MEREDITH's POV
Aku membuka mataku dengan cepat setelah sadar dari pingsanku. Aku berdiri dari tempat dudukku, dan melihat Rufus sudah sadar terlebih dahulu, tersenyum menakutkan padaku. Aku hendak menyakiti pikirannya, tetapi dia berhasil menyakiti pikiranku terlebih dahulu, membuatku mengerang kesakitan.
Aku meregangkan tanganku kearahnya, dan epee-ku yang tadinya tersimpan didalam kantongnya langsung keluar, menyabet dada Rufus. Dia mundur kesakitan, dan aku menggunakan kesempatan itu dengan baik.

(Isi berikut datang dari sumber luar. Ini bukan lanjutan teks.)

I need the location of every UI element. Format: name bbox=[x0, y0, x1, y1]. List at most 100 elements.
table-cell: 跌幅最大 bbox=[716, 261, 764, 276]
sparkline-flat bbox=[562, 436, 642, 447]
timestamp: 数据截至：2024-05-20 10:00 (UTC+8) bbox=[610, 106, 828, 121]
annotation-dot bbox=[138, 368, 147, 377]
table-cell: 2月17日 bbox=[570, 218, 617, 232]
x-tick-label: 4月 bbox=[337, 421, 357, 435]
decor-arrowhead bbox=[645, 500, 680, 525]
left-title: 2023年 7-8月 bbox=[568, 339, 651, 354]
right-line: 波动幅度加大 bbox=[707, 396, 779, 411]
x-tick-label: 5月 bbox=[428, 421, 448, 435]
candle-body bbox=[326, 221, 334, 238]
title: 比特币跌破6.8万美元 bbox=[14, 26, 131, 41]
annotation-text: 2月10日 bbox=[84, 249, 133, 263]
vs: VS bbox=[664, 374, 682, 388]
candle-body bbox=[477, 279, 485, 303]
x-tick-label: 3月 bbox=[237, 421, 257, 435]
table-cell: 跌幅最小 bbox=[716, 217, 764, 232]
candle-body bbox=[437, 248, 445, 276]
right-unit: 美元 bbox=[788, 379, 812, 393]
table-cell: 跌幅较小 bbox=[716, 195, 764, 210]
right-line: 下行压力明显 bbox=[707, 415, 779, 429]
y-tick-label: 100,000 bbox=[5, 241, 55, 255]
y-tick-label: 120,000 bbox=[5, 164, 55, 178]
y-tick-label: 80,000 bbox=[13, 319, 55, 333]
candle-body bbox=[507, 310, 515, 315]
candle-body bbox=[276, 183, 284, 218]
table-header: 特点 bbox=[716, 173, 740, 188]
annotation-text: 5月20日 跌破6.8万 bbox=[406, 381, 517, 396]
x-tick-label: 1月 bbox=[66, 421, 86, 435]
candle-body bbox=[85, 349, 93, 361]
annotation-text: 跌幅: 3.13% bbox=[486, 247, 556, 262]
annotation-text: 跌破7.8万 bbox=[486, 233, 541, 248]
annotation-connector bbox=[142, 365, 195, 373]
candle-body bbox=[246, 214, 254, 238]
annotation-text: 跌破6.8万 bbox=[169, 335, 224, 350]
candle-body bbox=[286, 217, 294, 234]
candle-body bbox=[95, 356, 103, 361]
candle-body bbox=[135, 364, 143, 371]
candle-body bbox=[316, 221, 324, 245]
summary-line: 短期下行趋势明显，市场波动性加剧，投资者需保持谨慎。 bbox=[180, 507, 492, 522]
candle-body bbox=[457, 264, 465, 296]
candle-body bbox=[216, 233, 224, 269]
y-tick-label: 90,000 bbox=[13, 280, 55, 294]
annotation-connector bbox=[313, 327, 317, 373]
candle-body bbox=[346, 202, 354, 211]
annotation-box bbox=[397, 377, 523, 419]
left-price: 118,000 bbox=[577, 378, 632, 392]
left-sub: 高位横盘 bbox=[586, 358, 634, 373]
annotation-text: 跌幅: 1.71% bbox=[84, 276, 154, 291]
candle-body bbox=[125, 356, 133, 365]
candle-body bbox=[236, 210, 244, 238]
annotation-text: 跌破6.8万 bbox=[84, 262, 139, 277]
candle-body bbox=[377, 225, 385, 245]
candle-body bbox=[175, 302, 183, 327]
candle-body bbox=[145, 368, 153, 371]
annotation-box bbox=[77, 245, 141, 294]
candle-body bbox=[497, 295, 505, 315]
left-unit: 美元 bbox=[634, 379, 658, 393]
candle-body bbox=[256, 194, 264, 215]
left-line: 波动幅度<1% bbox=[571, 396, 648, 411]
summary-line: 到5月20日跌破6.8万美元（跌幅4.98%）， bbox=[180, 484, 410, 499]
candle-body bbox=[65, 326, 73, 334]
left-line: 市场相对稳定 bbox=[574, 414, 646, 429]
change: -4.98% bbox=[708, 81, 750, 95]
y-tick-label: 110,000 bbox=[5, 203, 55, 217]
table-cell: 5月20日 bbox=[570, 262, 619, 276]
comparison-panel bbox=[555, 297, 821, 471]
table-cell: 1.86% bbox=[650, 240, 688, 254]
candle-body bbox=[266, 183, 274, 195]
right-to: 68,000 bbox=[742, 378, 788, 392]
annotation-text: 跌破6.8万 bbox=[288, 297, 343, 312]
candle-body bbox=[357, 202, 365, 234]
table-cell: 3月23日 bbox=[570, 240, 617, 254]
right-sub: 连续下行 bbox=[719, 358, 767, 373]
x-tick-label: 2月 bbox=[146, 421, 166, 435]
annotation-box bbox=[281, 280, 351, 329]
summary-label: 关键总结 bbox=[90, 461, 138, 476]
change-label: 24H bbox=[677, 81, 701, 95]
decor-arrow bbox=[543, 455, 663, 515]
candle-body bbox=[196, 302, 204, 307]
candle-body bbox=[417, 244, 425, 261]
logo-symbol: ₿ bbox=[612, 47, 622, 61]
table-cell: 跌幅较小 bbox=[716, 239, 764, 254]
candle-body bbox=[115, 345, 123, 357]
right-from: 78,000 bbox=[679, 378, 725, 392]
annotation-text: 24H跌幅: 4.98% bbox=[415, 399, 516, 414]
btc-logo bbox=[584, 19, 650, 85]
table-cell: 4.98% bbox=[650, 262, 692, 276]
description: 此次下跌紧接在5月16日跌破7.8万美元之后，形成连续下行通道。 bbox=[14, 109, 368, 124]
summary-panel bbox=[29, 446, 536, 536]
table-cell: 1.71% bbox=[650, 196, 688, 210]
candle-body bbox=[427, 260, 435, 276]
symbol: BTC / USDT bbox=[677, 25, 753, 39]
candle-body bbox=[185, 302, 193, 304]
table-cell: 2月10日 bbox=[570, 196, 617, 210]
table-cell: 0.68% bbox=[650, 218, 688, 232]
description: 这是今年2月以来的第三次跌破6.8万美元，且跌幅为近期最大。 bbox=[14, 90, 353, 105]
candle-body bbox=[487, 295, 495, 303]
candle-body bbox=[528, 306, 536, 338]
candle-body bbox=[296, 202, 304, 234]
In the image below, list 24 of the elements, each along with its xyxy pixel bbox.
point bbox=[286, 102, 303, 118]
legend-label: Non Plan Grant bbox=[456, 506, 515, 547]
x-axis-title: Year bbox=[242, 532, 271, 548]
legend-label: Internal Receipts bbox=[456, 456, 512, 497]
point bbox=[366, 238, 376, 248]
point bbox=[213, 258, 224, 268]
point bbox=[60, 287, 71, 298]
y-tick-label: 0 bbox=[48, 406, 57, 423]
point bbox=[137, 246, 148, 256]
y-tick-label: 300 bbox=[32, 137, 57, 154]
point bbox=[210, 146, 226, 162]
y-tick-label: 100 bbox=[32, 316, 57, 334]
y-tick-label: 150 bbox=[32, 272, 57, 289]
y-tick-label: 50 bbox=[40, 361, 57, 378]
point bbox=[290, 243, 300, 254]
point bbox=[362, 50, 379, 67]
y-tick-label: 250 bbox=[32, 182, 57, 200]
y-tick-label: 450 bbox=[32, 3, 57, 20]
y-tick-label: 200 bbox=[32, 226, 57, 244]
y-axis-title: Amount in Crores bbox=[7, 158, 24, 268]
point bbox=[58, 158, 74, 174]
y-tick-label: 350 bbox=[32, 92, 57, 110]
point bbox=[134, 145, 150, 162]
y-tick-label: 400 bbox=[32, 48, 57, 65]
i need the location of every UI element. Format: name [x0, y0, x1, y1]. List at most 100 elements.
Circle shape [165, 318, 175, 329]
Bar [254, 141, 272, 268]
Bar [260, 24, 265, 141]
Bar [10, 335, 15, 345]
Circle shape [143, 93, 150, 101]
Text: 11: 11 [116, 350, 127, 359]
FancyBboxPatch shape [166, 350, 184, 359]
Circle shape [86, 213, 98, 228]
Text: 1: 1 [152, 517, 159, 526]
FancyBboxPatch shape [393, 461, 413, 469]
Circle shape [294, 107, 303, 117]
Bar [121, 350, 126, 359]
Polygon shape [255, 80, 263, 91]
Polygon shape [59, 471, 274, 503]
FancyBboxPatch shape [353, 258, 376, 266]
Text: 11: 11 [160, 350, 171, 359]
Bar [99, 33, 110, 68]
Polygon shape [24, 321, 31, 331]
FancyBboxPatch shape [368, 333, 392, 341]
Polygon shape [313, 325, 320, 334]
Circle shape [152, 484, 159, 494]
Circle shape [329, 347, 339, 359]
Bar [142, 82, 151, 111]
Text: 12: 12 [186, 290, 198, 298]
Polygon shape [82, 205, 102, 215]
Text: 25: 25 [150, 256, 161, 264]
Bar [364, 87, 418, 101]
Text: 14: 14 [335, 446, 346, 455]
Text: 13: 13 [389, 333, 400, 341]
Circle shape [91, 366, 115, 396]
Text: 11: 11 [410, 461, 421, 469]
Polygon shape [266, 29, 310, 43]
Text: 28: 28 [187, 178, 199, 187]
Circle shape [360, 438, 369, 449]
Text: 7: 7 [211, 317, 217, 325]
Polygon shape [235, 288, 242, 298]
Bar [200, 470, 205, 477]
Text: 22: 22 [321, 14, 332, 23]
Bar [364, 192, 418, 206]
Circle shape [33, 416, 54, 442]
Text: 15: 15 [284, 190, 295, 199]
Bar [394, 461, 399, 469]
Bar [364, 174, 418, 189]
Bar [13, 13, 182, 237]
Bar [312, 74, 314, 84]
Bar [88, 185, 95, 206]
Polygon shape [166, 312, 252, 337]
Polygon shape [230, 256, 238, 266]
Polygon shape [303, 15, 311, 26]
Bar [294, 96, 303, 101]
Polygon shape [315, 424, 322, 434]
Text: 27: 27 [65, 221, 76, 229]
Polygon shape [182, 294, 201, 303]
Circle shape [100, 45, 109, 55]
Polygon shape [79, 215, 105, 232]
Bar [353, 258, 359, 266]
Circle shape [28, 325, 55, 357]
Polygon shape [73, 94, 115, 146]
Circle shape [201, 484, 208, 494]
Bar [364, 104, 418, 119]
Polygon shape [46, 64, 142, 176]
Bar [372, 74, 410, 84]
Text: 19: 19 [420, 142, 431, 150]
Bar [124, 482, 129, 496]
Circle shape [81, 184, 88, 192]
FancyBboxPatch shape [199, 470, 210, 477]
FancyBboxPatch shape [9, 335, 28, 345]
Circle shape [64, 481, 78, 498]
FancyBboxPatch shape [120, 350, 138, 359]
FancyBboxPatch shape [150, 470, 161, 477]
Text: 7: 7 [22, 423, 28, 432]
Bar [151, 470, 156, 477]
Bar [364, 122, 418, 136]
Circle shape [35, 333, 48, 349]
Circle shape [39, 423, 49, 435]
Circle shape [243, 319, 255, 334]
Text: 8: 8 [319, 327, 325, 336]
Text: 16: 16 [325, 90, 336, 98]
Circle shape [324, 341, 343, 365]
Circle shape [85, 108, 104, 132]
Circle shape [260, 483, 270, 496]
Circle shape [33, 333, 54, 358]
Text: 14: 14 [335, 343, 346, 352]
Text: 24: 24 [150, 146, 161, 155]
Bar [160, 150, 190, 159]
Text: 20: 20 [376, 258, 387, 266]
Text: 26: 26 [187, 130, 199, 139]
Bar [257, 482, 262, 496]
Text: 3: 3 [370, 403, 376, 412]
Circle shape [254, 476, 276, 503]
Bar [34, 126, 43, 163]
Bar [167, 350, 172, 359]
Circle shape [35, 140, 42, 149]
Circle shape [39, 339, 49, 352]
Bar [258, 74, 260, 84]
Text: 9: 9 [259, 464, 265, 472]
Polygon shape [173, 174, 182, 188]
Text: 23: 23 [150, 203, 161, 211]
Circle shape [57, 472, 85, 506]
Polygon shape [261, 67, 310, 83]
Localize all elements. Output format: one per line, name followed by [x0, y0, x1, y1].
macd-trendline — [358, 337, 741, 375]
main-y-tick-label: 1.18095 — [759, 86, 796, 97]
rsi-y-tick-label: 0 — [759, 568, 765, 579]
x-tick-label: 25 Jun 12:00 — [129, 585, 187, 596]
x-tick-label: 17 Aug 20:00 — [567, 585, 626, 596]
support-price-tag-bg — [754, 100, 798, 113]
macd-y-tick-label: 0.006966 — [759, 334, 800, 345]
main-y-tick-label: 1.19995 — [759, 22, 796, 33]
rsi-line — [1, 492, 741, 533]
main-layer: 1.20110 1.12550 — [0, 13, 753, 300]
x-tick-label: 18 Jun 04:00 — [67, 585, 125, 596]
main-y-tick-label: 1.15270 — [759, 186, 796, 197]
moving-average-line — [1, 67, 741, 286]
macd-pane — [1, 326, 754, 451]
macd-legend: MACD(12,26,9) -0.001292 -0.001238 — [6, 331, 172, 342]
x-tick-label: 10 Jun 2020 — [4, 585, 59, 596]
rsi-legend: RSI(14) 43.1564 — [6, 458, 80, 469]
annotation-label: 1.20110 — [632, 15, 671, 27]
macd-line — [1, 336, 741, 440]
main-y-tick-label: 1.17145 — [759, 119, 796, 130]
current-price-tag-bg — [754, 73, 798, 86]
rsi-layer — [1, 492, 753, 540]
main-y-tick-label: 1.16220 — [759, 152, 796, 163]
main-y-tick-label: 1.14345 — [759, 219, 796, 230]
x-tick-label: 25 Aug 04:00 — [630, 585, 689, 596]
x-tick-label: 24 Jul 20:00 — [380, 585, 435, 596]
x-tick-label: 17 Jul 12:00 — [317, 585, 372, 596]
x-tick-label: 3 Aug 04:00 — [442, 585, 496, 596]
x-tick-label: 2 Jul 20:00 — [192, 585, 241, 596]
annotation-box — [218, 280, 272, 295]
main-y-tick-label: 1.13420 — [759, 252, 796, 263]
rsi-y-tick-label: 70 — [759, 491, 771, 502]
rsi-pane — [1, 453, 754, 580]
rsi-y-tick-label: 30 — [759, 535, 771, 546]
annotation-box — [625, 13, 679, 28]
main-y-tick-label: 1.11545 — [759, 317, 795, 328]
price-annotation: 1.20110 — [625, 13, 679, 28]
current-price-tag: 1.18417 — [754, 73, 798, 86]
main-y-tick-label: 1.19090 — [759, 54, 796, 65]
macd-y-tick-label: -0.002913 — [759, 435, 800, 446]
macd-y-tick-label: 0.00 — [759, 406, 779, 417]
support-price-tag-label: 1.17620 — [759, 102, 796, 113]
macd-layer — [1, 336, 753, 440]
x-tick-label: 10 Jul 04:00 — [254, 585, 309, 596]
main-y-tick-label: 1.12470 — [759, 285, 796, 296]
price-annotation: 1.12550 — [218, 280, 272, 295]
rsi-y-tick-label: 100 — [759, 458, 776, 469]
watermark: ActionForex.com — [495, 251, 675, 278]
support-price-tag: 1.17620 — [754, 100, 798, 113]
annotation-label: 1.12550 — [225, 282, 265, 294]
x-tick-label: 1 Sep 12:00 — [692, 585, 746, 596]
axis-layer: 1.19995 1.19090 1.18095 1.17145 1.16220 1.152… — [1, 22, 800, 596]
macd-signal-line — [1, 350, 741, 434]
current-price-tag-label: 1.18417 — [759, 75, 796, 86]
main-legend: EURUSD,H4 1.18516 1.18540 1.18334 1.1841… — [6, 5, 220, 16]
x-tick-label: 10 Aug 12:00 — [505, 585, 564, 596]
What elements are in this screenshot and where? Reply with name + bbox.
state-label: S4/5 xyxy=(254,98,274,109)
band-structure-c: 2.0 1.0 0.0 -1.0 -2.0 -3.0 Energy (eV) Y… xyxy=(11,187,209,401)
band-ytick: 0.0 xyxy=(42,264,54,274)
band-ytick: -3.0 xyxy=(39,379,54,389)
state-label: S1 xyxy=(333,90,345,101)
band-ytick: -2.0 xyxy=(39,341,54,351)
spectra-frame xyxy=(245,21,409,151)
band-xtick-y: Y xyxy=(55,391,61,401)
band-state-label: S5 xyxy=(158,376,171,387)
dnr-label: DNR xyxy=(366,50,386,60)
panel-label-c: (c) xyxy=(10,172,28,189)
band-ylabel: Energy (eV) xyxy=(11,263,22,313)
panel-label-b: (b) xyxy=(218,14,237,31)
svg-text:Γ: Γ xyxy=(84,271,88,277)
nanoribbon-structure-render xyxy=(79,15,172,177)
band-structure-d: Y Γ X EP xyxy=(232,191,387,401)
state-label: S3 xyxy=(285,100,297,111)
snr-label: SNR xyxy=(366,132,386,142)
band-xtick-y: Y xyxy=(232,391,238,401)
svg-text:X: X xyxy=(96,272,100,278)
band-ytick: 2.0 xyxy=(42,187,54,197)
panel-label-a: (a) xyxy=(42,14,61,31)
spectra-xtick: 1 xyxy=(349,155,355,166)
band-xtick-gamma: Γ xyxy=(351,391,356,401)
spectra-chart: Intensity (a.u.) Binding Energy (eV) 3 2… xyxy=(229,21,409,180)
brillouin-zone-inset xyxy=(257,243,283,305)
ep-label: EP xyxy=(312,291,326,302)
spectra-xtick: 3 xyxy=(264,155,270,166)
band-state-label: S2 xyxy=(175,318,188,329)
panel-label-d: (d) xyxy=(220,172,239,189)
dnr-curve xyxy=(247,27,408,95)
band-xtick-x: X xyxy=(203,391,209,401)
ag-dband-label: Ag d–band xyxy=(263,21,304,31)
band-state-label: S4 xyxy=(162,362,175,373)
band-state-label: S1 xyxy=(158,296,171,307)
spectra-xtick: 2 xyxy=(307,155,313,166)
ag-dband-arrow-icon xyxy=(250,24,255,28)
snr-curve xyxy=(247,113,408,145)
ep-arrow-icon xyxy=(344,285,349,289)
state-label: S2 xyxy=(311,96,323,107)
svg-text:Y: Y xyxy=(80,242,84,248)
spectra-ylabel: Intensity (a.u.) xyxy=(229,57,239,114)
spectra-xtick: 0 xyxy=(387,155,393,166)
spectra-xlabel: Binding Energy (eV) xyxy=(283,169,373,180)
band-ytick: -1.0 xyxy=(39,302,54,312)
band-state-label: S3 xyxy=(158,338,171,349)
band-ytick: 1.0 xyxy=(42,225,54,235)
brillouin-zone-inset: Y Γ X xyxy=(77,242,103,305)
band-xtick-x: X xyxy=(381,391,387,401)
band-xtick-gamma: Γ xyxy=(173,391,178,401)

Aku menyalurkan emosi ketakutan padanya, tetapi sepertinya itu tidak berdampak apapun padanya. Dia malah tertawa lepas. Bulu romaku menegang, baru sadar kalau laki-laki ini tidak mengenal rasa takut.
Aku beralih, menyakiti pikirannya membuatnya mengerang kesakitan, memegang kepalanya. Aku mengambil epee-ku yang berada diatas lantai, dan membawanya kearahnya. Aku tidak berhenti menyakiti pikirannya, dan hendak menghunuskan pedangku kearahnya ketika mataku bertemu dengan matanya.
Rufus menyakiti pikiranku sekali lagi hanya dengan melakukan kontak mata denganku. Aku melepaskan epee-ku, dan memegang kepalaku kesakitan. Aku hendak menggerakkan epee-ku agar membunuhnya dalam sekejap, tetapi ketika aku hendak melakukan itu, Rufus makin menyakiti pikiranku. Aku berteriak kesakitan, memegang kepalaku. Rasanya aku ingin melepaskan kepalaku dari tubuhku, begitulah rasa sakit yang kurasakan saat ini.
Entah sudah berapa lama aku berkutat dengan rasa sakit dikepalaku ini. Air mata sudah memenuhi wajahku, meminta ampun Rufus untuk menghentikan semua rasa sakit ini. Aku seperti anak kecil yang tidak bisa apa-apa. Aku merasa semua yang sudah kulatih selama ini tidak berarti apa-apa. Lawanku tidak seimbang denganku. Dan aku akan mati ditangannya.
Rasa sakit itu tiba-tiba berhenti secara instan, membuatku tidak bisa membedakan rasa sakit dan rasa tidak sakit selama beberapa saat. Aku membuka mataku, dan melihat Rufus melayang dihadapanku. Tampangnya kesakitan, memegang lehernya seolah-olah dia sedang dicekik oleh seseorang tidak kasat mata. Apa Carina berada disini?
Aku mengedarkan mataku kesekitar, dan mataku bertemu dengan Ariel yang berdiri dibelakangku, yang tampaknya juga sedang menatapku secara diam-diam. Aku berusaha tersenyum berterima kasih padanya, namun dia tampaknya sedang tidak ingin basa-basi. Aku berdiri dari tempat dudukku, berdiri disampingnya.
"Kau tidak apa-apa?" bisik Ariel dengan suara dingin.
Aku mengangguk pelan. "Terima kasih karena menyelamatku. Aku nyaris meninggal," jawabku.
"Dimana Liam?" tanyanya.
Aku menggelengkan kepalaku. "Kukira dia sedang bertarung dengan Neal dan Edward diluar sana."
Ariel menggeleng. "Aku tidak melihat siapapun diluar," jawabnya. "Mari kita akhiri ini semua sekarang juga," kata Ariel sambil mengangkat kedua tangannya. Energi hitam muncul dari balik lantai disekeliling Rufus, dan energi hitam itu menutupi tubuh Rufus, yang berteriak kesakitan.
Beberapa saat kemudian, aku tidak mendengar apapun lagi dan energi hitam itu menghilang. Rufus tumbang diatas lantai. Matanya terbuka lebar dan mulutnya menganga. Wajahnya kesakitan. Aku menelan ludahku tidak percaya, menatap Ariel.
"Kau tidak apa-apa?" tanyaku padanya.
Dia tersenyum tipis padaku, senyuman yang tulus kali ini. "Ya. Aku tidak apa-apa," jawabnya. Dia melihat pintu lain dihadapan kami. "Jadi, aku penasaran pintu itu menuju kemana?" tanyanya sambil menunjuk pintu tersebut.
"Aku tidak tahu. Mungkin pintu menuju ketempat Liza?" tanyaku.
"Kenapa kita tidak cari tahu saja kebenarnnya sekarang?" tanya Ariel.